Comment avez-vous procédé pour parvenir à faire ressentir au visiteur ce qui se passe à l’intérieur du corps d’un athlète ?
JJP : L’idée était davantage de suggérer, plus que de montrer, et donc de provoquer des sensations. J’ai donc modélisé les corps en 3D. Les données que j’ai récupérées étant virtuelles, je pouvais placer ma caméra virtuelle où je le souhaitais. Je l’ai placée à l’intérieur du corps, mais la peau, les muscles, ou les os ont été volontairement « gommés ». Seuls les canaux d’énergie dont je parlais précédemment ont été représentés par des points, des lignes ou des courbes. Le corps étant constamment en mouvement, il apparaît une forme quasiment abstraite qui peut évoquer des vagues ou des flux d’énergie. Une fois que la caméra sort du corps, la silhouette commence à se dessiner.
Il me semble que vous vous êtes également servi de l’IA, non ?

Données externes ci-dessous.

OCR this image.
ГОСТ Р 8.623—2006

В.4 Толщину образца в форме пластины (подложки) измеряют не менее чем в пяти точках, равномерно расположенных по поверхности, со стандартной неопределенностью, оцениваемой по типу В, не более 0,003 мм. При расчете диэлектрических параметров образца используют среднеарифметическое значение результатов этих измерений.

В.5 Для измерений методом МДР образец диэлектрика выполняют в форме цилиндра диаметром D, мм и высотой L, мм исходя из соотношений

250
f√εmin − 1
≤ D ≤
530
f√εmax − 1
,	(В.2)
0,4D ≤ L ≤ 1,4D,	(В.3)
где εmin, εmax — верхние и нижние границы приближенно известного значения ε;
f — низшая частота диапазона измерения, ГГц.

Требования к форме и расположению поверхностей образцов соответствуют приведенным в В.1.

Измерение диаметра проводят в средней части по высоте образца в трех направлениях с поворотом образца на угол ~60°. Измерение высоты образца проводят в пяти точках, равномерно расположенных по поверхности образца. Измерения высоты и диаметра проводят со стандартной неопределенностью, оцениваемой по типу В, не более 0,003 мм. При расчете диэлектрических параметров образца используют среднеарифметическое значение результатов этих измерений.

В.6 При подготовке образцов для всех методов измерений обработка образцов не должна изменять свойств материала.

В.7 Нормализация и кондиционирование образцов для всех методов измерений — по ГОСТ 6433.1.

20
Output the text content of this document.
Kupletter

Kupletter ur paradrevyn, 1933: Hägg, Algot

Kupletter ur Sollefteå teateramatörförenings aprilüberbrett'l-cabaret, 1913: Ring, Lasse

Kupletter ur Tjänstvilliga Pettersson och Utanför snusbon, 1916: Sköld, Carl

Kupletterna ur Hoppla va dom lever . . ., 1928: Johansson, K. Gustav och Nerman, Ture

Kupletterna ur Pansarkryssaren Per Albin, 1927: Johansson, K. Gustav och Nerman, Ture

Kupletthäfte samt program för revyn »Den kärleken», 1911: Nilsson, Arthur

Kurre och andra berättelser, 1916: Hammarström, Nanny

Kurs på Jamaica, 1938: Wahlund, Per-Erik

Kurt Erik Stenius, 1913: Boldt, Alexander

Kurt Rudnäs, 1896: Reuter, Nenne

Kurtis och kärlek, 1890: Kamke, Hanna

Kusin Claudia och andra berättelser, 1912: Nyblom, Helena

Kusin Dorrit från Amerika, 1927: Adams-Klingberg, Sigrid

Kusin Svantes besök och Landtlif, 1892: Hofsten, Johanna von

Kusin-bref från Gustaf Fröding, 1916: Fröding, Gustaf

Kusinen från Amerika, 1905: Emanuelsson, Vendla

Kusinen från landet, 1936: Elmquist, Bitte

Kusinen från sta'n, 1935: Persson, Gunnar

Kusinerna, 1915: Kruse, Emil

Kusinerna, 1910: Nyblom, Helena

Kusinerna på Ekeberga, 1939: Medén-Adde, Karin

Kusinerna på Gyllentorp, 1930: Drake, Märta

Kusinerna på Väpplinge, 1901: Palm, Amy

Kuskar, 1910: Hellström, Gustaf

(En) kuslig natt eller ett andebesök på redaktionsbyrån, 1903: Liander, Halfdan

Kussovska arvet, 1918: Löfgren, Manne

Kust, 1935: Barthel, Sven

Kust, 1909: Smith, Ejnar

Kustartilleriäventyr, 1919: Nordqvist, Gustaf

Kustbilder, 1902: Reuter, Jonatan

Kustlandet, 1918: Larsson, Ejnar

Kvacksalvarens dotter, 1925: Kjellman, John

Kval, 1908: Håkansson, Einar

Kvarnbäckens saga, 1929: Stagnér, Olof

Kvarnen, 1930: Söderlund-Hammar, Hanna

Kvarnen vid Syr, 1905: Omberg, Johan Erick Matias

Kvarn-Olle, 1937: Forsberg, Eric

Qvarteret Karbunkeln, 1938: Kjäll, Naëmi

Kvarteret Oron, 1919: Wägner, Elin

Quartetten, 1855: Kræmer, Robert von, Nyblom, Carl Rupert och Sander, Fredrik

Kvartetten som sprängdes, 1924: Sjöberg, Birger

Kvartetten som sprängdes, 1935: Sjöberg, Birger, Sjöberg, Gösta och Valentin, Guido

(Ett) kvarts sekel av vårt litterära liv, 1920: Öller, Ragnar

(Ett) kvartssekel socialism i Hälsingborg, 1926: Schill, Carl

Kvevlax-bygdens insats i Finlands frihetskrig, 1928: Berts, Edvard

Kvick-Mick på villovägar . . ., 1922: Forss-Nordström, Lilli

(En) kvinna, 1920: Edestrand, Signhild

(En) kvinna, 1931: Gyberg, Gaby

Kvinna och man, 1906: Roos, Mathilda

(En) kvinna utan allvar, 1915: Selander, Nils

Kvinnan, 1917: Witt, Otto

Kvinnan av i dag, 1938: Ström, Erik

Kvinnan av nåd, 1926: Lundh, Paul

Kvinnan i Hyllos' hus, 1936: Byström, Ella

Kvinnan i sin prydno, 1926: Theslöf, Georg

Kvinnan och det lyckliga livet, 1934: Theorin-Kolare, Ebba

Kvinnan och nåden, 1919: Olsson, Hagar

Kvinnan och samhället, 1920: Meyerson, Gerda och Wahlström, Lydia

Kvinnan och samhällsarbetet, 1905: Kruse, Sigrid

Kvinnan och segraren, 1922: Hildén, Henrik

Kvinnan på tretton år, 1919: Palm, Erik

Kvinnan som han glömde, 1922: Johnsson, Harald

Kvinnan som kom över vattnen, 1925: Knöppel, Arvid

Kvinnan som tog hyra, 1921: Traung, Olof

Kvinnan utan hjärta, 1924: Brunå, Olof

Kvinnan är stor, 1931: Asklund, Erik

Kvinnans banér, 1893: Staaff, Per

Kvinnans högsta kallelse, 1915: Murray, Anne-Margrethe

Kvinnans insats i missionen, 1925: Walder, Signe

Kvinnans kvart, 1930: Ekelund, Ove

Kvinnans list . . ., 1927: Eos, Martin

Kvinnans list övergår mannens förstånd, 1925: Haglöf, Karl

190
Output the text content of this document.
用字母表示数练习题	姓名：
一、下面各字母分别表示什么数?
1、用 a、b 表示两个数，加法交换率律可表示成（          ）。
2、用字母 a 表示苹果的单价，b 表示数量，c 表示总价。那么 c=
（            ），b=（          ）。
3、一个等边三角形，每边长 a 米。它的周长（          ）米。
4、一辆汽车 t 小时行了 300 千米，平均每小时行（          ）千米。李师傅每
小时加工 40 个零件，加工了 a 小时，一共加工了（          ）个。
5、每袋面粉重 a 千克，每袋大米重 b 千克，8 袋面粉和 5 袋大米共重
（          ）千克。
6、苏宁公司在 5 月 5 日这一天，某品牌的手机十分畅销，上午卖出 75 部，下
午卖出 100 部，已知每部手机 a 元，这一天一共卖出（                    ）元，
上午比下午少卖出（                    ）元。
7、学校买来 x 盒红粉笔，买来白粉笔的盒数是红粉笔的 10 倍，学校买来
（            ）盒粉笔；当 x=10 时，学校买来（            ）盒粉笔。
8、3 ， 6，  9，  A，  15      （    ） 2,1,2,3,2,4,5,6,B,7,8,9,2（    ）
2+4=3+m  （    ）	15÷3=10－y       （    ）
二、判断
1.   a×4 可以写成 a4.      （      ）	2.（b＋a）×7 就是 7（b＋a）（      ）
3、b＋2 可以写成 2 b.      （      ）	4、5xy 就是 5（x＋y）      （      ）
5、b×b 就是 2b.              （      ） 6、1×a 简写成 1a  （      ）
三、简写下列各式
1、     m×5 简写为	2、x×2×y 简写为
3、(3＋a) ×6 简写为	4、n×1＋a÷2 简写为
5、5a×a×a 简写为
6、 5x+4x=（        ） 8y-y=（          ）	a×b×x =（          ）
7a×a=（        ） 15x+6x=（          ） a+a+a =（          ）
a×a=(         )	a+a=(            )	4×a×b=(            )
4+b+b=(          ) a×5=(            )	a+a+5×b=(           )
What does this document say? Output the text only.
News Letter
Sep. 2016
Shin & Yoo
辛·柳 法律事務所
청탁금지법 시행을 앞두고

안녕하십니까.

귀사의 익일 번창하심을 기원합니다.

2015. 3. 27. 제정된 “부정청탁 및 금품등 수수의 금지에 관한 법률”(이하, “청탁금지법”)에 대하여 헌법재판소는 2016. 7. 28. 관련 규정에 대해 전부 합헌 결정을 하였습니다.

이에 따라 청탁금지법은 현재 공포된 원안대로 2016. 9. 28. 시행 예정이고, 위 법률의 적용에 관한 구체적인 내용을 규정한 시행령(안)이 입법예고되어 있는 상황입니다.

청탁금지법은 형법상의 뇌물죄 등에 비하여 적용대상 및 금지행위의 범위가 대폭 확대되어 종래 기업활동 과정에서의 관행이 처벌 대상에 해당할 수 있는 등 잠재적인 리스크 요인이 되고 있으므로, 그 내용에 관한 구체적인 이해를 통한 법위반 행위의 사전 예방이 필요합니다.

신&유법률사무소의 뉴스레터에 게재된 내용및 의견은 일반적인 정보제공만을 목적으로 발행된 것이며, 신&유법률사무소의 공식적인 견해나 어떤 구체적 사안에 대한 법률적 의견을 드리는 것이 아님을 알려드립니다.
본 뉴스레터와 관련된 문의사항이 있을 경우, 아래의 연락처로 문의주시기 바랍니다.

JJP : En effet ! J’ai essayé de lutter contre le côté mathématique du procédé, qui a généralement un rendu froid. Pour casser le côté trop numérique ou artificiel, j’ai utilisé la réduction de bruit par IA (AI Denoiser). Plus l’image est calculée, plus le bruit s’efface. Pour obtenir une image finale quasiment instantanément, avant que le calcul soit terminé, il faut faire appel à cette intelligence artificielle entraînée sur des dizaines de milliers d’images. Elle peut ainsi deviner, avant que le résultat n’apparaisse, ce que ça va donner. Forcément, elle se trompe et produit des taches qui ressemblent à des taches de peinture. Pour obtenir cet aspect que j’aime bien, j’arrête le calcul prématurément. Grâce à ça, j’obtiens ce côté très pictural et faux que l’IA imagine.
Afin de renforcer l’immersion, et donc les sensations, vous avez également travaillé la partie sonore aux côtés du compositeur Kayip.
JJP : Nous avons travaillé sur plusieurs projets ensemble. On se comprend presque sans se parler. Je souhaitais une mélodie pas trop prononcée qui puisse donner une structure narrative. Je lui avais demandé de reproduire des sons provenant de la respiration ou des battements du cœur. Je voulais aussi qu’ils rappellent les quatre trigrammes présents sur le drapeau coréen et qui représentent le ciel, la terre, le feu et l’eau, car on les retrouve aussi dans les médecines orientales auxquelles je faisais allusion précédemment. Je lui ai aussi demandé de ne pas utiliser des sons naturels sans les retravailler, ceci afin d’obtenir des évocations du vent ou de la pluie, par exemple.
« Le corps étant constamment en mouvement, il apparaît une forme quasiment abstraite qui peut évoquer des vagues ou des flux d’énergie. Une fois que la caméra sort du corps, la silhouette commence à se dessiner. »
C’est peut-être une question étrange, mais pensez-vous que vous auriez pu faire passer le même message en réalisant un film documentaire ou d’animation ?
JJP : Non ! Grâce à cette installation, je plonge le visiteur à l’intérieur du corps humain. Je l’invite à ressentir des sensations ou des émotions difficiles à retranscrire avec un documentaire, d’un point de vue extérieur. Par exemple, avant de pénétrer dans le cube, le visiteur doit se déchausser, comme c’est souvent le cas en Corée. Il est alors en contact direct avec l’œuvre, car il peut marcher dessus, sur un écran recouvrant le sol. Le contact des pieds nus avec l’œuvre favorise la connexion, et provoque chez le spectateur des sensations uniques.
- Mouvement, de Jean-Julien Pous, jusqu’au 21 septembre, Centre Culturel Coréen, Paris.